The Scene Must Have Been Very Different
In Former Times From What It Is Now.
This is part of the River Mahalapi,
which so-called river scarcely merits the name, any more than
the meadows of Edinburgh deserve the title of North Loch.
These hills are the last we shall see for months.
The country beyond
consisted of large patches of trap-covered tufa, having little
soil or vegetation except tufts of grass and wait-a-bit thorns,
in the midst of extensive sandy, grass-covered plains.
These yellow-colored, grassy plains, with moretloa and mahatla bushes,
form quite a characteristic feature of the country. The yellow or dun-color
prevails during a great part of the year. The Bakwain hills are an exception
to the usual flat surface, for they are covered with green trees
to their tops, and the valleys are often of the most lovely green.
The trees are larger too, and even the plains of the Bakwain country
contain trees instead of bushes. If you look north from the hills
we are now leaving, the country partakes of this latter character.

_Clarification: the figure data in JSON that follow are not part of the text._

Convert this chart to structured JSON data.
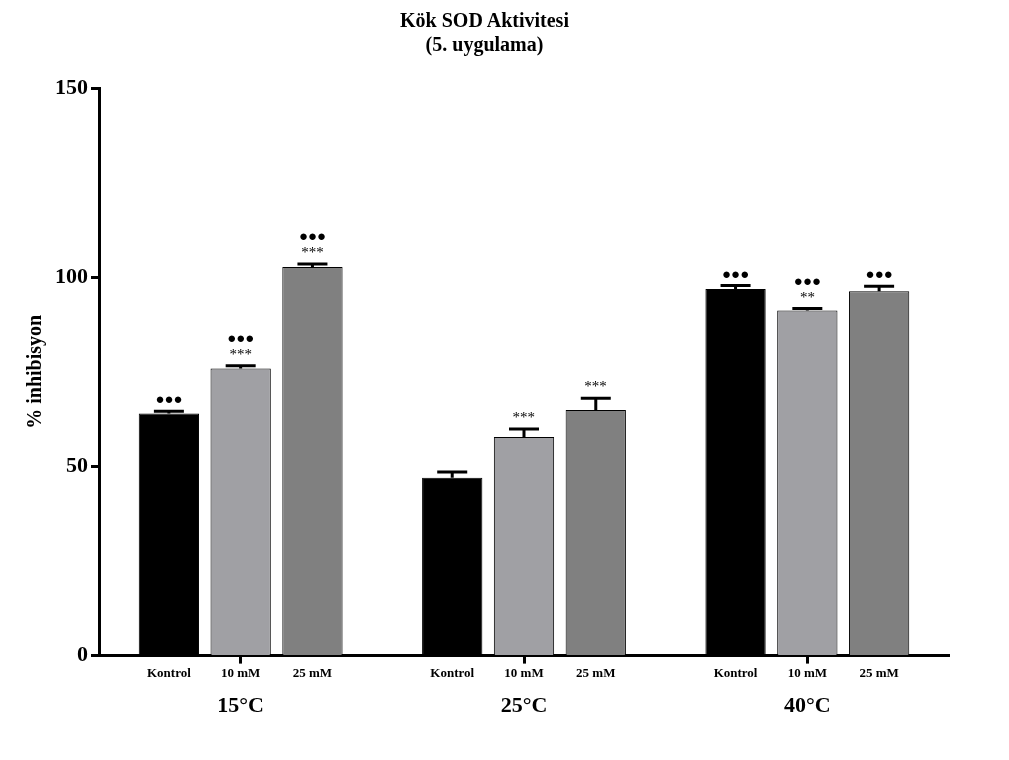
{
  "chart_data": {
    "type": "bar",
    "title": [
      "Kök SOD Aktivitesi",
      "(5. uygulama)"
    ],
    "ylabel": "% inhibisyon",
    "categories": [
      "15°C",
      "25°C",
      "40°C"
    ],
    "series": [
      {
        "name": "Kontrol",
        "color": "#000000",
        "values": [
          64.0,
          47.0,
          96.9
        ],
        "errors": [
          [
            64.0,
            64.6
          ],
          [
            47.0,
            48.5
          ],
          [
            96.9,
            97.8
          ]
        ],
        "value_labels": [
          "●●●",
          null,
          "●●●"
        ]
      },
      {
        "name": "10 mM",
        "color": "#a0a0a4",
        "values": [
          75.9,
          57.8,
          91.2
        ],
        "errors": [
          [
            75.9,
            76.6
          ],
          [
            57.8,
            59.9
          ],
          [
            91.2,
            91.7
          ]
        ],
        "value_labels": [
          "●●●\n***",
          "***",
          "●●●\n**"
        ]
      },
      {
        "name": "25 mM",
        "color": "#808080",
        "values": [
          102.7,
          64.9,
          96.3
        ],
        "errors": [
          [
            102.7,
            103.5
          ],
          [
            64.9,
            68.0
          ],
          [
            96.3,
            97.6
          ]
        ],
        "value_labels": [
          "●●●\n***",
          "***",
          "●●●"
        ]
      }
    ],
    "ylim": [
      0,
      150
    ],
    "yticks": [
      0,
      50,
      100,
      150
    ],
    "grid": false,
    "legend": false
  }
}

It appears as if it were a flat covered with a forest of ordinary-sized trees
from 20 to 30 feet high, but when you travel over it
they are not so closely planted but that a wagon with care may be
guided among them. The grass grows in tufts of the size of one's hat,
with bare soft sand between. Nowhere here have we an approach
to English lawns, or the pleasing appearance of English greensward.